Vice President Kamala Harris on Monday compared the recent Supreme Court ruling overturning a constitutional right to abortion to America’s history of slavery, saying “our country has a history of claiming ownership over human bodies.”
Harris’ scathing analogy came in a speech at the NAACP’s 113th convention, where also she blasted many of the “so-called leaders” of the anti-abortion movement for being “the same ones who are passing laws to restrict the ability to vote” on state laws that could make it easier to terminate pregnancies.
The Supreme Court on June 24 overturned its 49-year-old ruling in the case known as Roe v. Wade, which had legalized abortion in the entire United States.
The new decision is expected to lead to abortion being banned outright or more severely restricted in nearly half of U.S. states.
In her speech in Atlantic City, New Jersey, before the civil rights organization, Harris cited the name of Thurgood Marshall, the first Black person to serve on the Supreme Court. Harris is the first woman to be elected vice president, and is also the first Black person to hold that office.
“Think about it: For the first time in generations, the United States Supreme Court — the highest court of our land; the former court of Thurgood Marshall — took away a constitutional right, that had been recognized, from the people of America, from the women of America,” Harris said.
“We know, NAACP, that our country has a history of claiming ownership over human bodies,” Harris said to applause.
“And today, extremists, so-called leaders are criminalizing doctors and punishing women for making health-care decisions for themselves — personal decisions that it is her right to make in consultation with her doctor, her pastor, her priest, her rabbi, her loved ones, not her government telling her what to do,” she added.

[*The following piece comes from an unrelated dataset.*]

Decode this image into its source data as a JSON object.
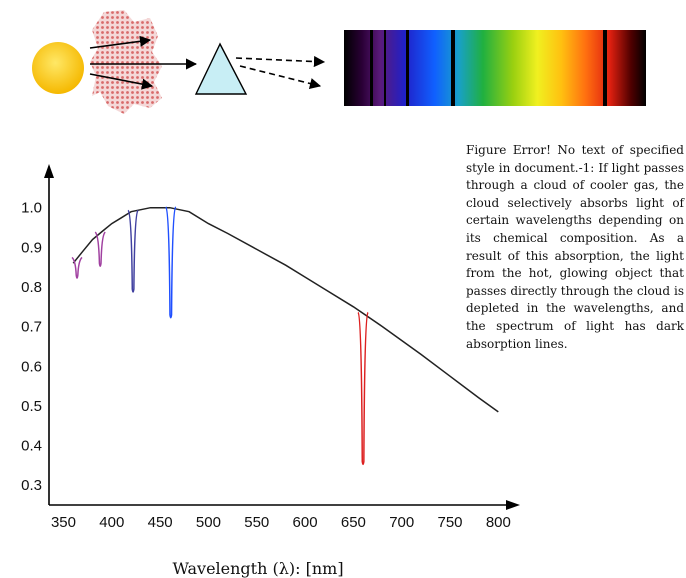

“And these so-called leaders — so-called — claim that, ‘Well, you know, we just think that this is a decision that should be made by the folks in the states. People in the states can vote on this,'” the vice president said. “Right? But at this moment, many of those same so-called leaders are the same ones who are passing laws to restrict the ability of people to vote.”
At a briefing later Monday, White House press secretary Karine Jean-Pierre said she had not see Harris’s comment.
But Jean-Pierre also said, “She is correct. Today’s decisions are criminalizing doctors and essentially taking the rights away from women, taking the freedom away from women. Really taking away people’s privacy. “
“That does matter. And that is important,” the spokeswoman said.